If one was marking PM Hipkins maiden speech in Parliament in 2008 for originality, I'd give it 3 out of 10. Why? When it comes to core ideas, let's look first at what Senator Bobby Kennedy had to say about the American Dream in 1968:
"Yet the gross national product does not allow for the health of our children, the quality of their education or the joy of their play .. It measures neither our wit nor our courage, neither our wisdom nor our learning, neither our compassion nor our devotion to our country, it measures everything in short, except that which makes life worthwhile".
... and compare it with our PM's vision:
"the prosperity that I dream of will not be measured by the size of our cars or the number of holiday homes we own.

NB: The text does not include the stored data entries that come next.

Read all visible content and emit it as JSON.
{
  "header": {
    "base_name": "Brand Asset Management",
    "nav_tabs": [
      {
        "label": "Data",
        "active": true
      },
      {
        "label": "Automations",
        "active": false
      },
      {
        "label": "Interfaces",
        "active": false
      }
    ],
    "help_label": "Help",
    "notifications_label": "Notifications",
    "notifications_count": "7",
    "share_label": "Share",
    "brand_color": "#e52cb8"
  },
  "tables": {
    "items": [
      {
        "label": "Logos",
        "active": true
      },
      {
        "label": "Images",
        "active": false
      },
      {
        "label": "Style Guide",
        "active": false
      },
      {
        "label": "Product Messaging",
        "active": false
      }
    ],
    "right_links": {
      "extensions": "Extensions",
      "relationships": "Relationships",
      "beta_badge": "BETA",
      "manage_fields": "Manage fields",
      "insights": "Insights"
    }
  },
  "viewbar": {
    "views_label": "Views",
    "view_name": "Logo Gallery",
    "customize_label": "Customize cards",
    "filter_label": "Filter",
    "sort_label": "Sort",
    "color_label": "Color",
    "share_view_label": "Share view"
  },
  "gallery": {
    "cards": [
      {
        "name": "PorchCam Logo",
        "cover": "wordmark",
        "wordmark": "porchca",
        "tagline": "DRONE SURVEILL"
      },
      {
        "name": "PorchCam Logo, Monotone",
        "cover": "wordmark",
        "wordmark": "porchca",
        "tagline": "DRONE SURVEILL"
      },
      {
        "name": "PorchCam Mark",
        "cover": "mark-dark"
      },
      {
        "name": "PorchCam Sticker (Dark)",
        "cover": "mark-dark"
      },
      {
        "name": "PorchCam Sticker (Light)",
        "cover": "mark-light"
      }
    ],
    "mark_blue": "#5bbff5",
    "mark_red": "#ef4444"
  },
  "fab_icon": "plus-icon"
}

It will be measured by the strength of our compassion towards one another. It will be measured by the collective efforts that we take to give our kids the best possible start in life ..."
I never knew the Kiwi Dream, as defined by Hipkins, was so close to the American Dream until now. Okay, Hipkins swapped Kennedy's "children" for "kids" and threw in the holiday home. By the way, I would've thought Americans were way more into the "size of their cars" than Kiwis, so don't know where Chippie got that from. After all, small Porsches were always a status symbol here in Auckland - not so in America. Maybe its a Hutt Valley thing.
Anyhow, wouldn't it have been good if Hipkins had just up front referenced Bobby Kennedy explicitly in his Maiden Speech rather than pretending his phrasing was something new?
Now I'm a great fan of Bobby Kennedy - I just think he said it way better than Hipkins. Maybe our new PM should have ended his maiden speech with Kennedy's invocation of George Bernard Shaw's, "Some people see things as they are and say, 'why?' I dream things that never were and say, 'why not?'"
That may have got him an ovation in the Kiwi Parliament.